# Is there any free access to Jordanelle?



## rdiddy801 (Aug 13, 2013)

I went twice last week and plan to go again soon, but the $10 state park access is getting expensive. From Google maps I noticed there are a couple dirt roads on the northeast side--do they have gates or anything?


----------



## Clarq (Jul 21, 2011)

The access point on the northeast side (off road 248 ) is called the Ross Creek Area. It requires a fairly long and steep hike down to the water. I stopped fishing there about five years ago because I mostly fish with elderly family members/friends, most of whom can't make the walk anymore. 

Yes, there is a gate, right up by the main road. Back in the day, it was a free area, and the fishing was usually pretty good in the springtime. Right when the reservoir opened up, we had a few ridiculously good days in that area. Once or twice a year, we would usually stumble upon a feeding frenzy and catch plenty of quality fish. Usually, the fishing was fair but consistent.

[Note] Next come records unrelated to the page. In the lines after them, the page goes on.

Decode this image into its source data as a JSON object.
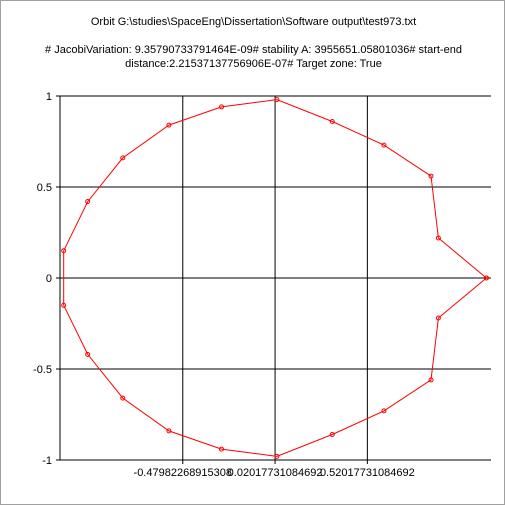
{
  "chart_data": {
    "type": "line",
    "title": "Orbit G:\\studies\\SpaceEng\\Dissertation\\Software output\\test973.txt",
    "subtitle_line1": "# JacobiVariation: 9.35790733791464E-09# stability A: 3955651.05801036# start-end",
    "subtitle_line2": "distance:2.21537137756906E-07# Target zone: True",
    "xlabel": "",
    "ylabel": "",
    "xlim": [
      -1.145,
      1.19
    ],
    "ylim": [
      -1.0,
      1.0
    ],
    "x_ticks": [
      -0.47982268915308,
      0.02017731084692,
      0.52017731084692
    ],
    "x_tick_labels": [
      "-0.47982268915308",
      "0.02017731084692",
      "0.52017731084692"
    ],
    "y_ticks": [
      1,
      0.5,
      0,
      -0.5,
      -1
    ],
    "y_tick_labels": [
      "1",
      "0.5",
      "0",
      "-0.5",
      "-1"
    ],
    "grid": true,
    "line_color": "#ff0000",
    "series": [
      {
        "values_xy": [
          [
            1.165,
            0.0
          ],
          [
            0.905,
            0.22
          ],
          [
            0.865,
            0.56
          ],
          [
            0.61,
            0.73
          ],
          [
            0.33,
            0.86
          ],
          [
            0.03,
            0.98
          ],
          [
            -0.27,
            0.94
          ],
          [
            -0.555,
            0.84
          ],
          [
            -0.805,
            0.66
          ],
          [
            -0.995,
            0.42
          ],
          [
            -1.125,
            0.15
          ],
          [
            -1.125,
            -0.15
          ],
          [
            -0.995,
            -0.42
          ],
          [
            -0.805,
            -0.66
          ],
          [
            -0.555,
            -0.84
          ],
          [
            -0.27,
            -0.94
          ],
          [
            0.03,
            -0.98
          ],
          [
            0.33,
            -0.86
          ],
          [
            0.61,
            -0.73
          ],
          [
            0.865,
            -0.56
          ],
          [
            0.905,
            -0.22
          ],
          [
            1.165,
            0.0
          ]
        ]
      }
    ]
  }
}
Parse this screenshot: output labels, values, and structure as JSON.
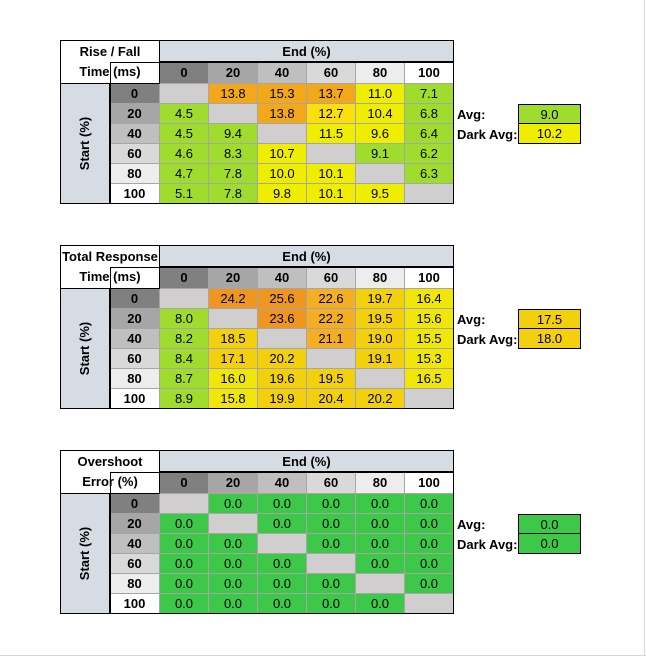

However, a lot can change in five years.

Good luck.


----------



## nkunz (Sep 25, 2007)

If you are going to go very often you should bite the bullet and buy an annual pass. It is good for one year no matter when you buy it. One side benefit, you will want to go more often in order to get your money's worth. I think the parking area at Ross Creek also requires a fee.


----------



## Critter (Mar 20, 2010)

Yep, the annual pass is the only way to go if you plan on fishing in waters that have the state park status. Unless you only plan on fishing these waters only a couple of times.


----------